# Beer belly?



## bellyboy (Oct 16, 2005)

Would you classify this as a beer belly? Cause man I do love that beer.


----------



## Charisa (Oct 16, 2005)

I don't know, but it certainly looks good on you! It's nice how it "wraps around" your torso.


----------



## missaf (Oct 16, 2005)

I've always thought of beer bellies as being firmer, always full of yeast and carbs to speak. You, however, have a wonderful start to a sag that does seem to wrap around like Charisa says


----------



## Leftwing63 (Oct 16, 2005)

missaf said:


> I've always thought of beer bellies as being firmer, always full of yeast and carbs to speak.

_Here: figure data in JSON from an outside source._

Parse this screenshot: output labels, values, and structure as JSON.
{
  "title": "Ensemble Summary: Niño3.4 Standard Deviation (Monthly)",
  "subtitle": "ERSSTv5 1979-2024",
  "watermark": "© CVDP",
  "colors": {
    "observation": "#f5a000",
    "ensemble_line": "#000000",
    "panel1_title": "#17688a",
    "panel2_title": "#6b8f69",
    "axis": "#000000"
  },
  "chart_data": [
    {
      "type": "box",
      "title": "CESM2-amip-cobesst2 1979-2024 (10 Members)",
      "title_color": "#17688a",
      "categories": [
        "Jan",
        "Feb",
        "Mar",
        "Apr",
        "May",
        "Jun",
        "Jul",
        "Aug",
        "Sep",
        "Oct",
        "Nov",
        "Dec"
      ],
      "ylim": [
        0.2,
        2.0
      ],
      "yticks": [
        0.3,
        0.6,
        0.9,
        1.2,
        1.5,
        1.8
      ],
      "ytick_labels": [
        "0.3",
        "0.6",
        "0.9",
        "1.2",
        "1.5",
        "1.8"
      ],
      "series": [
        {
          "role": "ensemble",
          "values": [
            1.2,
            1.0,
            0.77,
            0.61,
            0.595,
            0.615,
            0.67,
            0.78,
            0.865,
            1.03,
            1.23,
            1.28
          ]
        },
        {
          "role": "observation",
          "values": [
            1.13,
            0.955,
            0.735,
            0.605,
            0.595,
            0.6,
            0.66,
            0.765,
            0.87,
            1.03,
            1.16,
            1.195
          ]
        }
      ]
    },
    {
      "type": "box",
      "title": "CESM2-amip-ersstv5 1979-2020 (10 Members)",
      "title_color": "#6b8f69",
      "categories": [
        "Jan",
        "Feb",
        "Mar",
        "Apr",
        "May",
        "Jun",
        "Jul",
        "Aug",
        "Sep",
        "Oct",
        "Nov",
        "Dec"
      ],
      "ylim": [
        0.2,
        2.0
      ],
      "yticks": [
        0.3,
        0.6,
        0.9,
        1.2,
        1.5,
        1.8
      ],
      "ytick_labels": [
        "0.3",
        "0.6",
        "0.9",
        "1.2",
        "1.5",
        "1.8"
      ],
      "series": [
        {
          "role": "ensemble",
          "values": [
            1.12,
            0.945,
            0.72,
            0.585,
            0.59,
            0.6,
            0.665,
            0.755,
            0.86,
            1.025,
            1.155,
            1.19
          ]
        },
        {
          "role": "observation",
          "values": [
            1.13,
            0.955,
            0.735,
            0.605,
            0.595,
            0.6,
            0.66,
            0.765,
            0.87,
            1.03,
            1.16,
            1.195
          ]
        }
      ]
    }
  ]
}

You, however, have a wonderful start to a sag that does seem to wrap around like Charisa says


I want a start to a sag  lol


----------



## Charisa (Oct 16, 2005)

missaf said:


> I've always thought of beer bellies as being firmer, always full of yeast and carbs to speak. You, however, have a wonderful start to a sag that does seem to wrap around like Charisa says




Yeah, there are otherwise skinny guys that have a small hard beer belly - yours looks much more inviting, soft and chubby and yes, you are getting a very handsome beginning overhang. Looks more like a foodbaby than a beer belly  . But if the beer is helping your personal growth, by all means keep it up...


----------



## Leftwing63 (Oct 16, 2005)

where at in chi town charisa


----------



## Alexandria (Oct 16, 2005)

I would say it's a little better than a beer belly...

beer bellies are normally hard and no fun, where as yours looks far more inviting.


----------



## cokenpepsirthesame (Dec 9, 2005)

I heard that a beer belly is created when the "fats" are behind the abdominal muscles and the abs are pushed out. It seems to make sense, but i didn't really understand it.


----------